Binary Token-Level Classification with DeBERTa for All-Type MWE Identification: A Lightweight Approach with Linguistic Enhancement
Diego Rossini, Lonneke van der Plas
TL;DR
This work reframes all-type MWE identification as binary token-level START/END/INSIDE classification, implemented on a DeBERTa-v3-large backbone augmented with NP chunking and dependency-path features. By converting span annotations to token-level labels and reconstructing MWE spans with learned thresholds, the approach achieves a runtime-linear complexity $O(n)$ versus $O(n^2)$ for span enumeration, enabling efficient reasoning over long sequences. Across CoAM and STREUSLE, the method delivers state-of-the-art F1 scores (notably 69.8% on CoAM and 78.9% on STREUSLE) while using dramatically fewer parameters than large LLMs, and shows particular strength in discontinuous MWEs when combined with linguistic cues and data augmentation.
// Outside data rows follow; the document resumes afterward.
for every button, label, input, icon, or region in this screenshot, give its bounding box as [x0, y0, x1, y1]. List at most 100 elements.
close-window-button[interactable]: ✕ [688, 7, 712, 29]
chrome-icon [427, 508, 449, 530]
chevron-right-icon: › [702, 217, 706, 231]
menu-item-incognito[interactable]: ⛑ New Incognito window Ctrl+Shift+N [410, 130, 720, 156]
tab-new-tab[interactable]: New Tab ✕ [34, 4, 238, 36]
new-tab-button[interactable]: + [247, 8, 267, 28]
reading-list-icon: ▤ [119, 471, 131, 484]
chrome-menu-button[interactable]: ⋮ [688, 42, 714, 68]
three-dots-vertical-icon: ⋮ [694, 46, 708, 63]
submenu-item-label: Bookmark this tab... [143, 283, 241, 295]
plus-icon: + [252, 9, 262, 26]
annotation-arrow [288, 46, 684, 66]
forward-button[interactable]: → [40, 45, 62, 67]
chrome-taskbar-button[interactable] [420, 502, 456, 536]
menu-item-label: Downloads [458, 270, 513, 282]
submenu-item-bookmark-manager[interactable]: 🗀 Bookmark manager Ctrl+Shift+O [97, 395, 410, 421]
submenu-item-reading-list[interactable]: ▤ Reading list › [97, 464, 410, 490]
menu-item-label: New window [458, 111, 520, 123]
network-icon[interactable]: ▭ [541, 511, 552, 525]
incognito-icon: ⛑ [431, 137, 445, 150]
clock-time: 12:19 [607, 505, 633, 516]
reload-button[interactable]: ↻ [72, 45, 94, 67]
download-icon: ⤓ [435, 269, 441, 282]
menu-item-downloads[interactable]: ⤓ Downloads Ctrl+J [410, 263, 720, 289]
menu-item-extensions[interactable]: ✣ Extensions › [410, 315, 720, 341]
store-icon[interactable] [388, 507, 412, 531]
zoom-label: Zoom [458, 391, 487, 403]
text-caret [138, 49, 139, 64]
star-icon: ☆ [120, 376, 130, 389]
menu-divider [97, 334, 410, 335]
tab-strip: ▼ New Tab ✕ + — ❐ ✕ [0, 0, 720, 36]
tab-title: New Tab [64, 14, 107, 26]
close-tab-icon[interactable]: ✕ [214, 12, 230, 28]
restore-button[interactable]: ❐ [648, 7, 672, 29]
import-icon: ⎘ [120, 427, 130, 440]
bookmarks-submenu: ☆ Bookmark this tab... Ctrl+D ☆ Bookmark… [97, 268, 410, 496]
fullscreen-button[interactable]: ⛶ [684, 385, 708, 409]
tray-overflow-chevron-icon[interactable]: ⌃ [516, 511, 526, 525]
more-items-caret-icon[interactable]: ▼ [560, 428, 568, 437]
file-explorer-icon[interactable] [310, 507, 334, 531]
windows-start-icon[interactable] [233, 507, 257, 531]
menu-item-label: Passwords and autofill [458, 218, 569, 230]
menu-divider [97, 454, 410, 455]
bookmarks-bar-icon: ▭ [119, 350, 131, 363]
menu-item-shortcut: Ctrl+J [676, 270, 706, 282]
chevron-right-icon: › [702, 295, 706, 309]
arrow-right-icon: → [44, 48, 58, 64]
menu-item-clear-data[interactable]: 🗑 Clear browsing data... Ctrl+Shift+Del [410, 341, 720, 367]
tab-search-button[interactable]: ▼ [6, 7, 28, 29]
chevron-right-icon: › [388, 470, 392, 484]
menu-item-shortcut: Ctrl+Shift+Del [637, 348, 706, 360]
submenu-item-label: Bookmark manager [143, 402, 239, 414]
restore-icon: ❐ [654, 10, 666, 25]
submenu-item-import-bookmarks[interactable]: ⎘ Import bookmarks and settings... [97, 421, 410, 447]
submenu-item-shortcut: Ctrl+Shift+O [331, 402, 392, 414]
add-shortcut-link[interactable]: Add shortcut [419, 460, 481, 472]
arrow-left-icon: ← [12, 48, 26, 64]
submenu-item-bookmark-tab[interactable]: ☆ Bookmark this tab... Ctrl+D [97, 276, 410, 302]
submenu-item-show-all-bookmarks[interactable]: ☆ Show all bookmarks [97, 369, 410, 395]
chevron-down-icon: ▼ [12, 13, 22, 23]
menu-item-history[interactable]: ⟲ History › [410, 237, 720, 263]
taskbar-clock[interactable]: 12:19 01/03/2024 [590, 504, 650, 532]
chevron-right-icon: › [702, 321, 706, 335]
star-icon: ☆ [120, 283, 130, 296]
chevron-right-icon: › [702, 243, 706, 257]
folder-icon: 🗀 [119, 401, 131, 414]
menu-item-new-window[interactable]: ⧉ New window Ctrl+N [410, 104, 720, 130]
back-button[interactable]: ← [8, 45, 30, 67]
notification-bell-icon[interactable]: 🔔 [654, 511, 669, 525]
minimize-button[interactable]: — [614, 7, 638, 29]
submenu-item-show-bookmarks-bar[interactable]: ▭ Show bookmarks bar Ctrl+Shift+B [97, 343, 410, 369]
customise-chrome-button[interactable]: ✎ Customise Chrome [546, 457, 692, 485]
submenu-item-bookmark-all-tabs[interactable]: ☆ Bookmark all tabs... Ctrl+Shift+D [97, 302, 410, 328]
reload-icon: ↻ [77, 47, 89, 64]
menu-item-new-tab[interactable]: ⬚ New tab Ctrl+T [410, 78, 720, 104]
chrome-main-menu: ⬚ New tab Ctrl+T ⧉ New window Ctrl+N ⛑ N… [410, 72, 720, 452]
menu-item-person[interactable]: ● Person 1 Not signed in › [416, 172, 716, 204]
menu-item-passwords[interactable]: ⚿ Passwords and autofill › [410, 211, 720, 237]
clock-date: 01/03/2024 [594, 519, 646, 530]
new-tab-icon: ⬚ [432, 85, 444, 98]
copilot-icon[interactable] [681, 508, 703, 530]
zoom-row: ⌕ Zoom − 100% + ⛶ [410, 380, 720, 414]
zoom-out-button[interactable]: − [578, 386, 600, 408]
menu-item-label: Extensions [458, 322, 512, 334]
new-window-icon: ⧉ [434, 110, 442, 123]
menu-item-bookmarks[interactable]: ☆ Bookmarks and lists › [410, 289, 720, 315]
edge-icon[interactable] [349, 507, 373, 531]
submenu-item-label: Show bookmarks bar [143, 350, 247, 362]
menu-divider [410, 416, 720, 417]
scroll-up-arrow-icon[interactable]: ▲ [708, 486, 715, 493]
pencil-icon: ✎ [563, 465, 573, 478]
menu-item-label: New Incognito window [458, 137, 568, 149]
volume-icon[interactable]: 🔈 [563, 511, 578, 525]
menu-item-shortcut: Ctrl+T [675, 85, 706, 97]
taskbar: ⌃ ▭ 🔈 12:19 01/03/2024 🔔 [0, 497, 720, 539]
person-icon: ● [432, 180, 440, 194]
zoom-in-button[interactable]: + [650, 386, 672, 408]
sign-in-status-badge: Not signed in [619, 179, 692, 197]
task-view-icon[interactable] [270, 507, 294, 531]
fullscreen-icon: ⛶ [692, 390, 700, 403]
The results highlight that carefully designed smaller models with targeted linguistic information can surpass massive LLMs on structured NLP tasks and offer practical benefits for resource-constrained deployments, albeit with limitations in dataset scale, language coverage, and typed MWE categorization.
Abstract
We present a comprehensive approach for multiword expression (MWE) identification that combines binary token-level classification, linguistic feature integration, and data augmentation. Our DeBERTa-v3-large model achieves 69.8% F1 on the CoAM dataset, surpassing the best results (Qwen-72B, 57.8% F1) on this dataset by 12 points while using 165x fewer parameters. We achieve this performance by (1) reformulating detection as binary token-level START/END/INSIDE classification rather than span-based prediction, (2) incorporating NP chunking and dependency features that help discontinuous and NOUN-type MWEs identification, and (3) applying oversampling that addresses severe class imbalance in the training data. We confirm the generalization of our method on the STREUSLE dataset, achieving 78.9% F1. These results demonstrate that carefully designed smaller models can substantially outperform LLMs on structured NLP tasks, with important implications for resource-constrained deployments.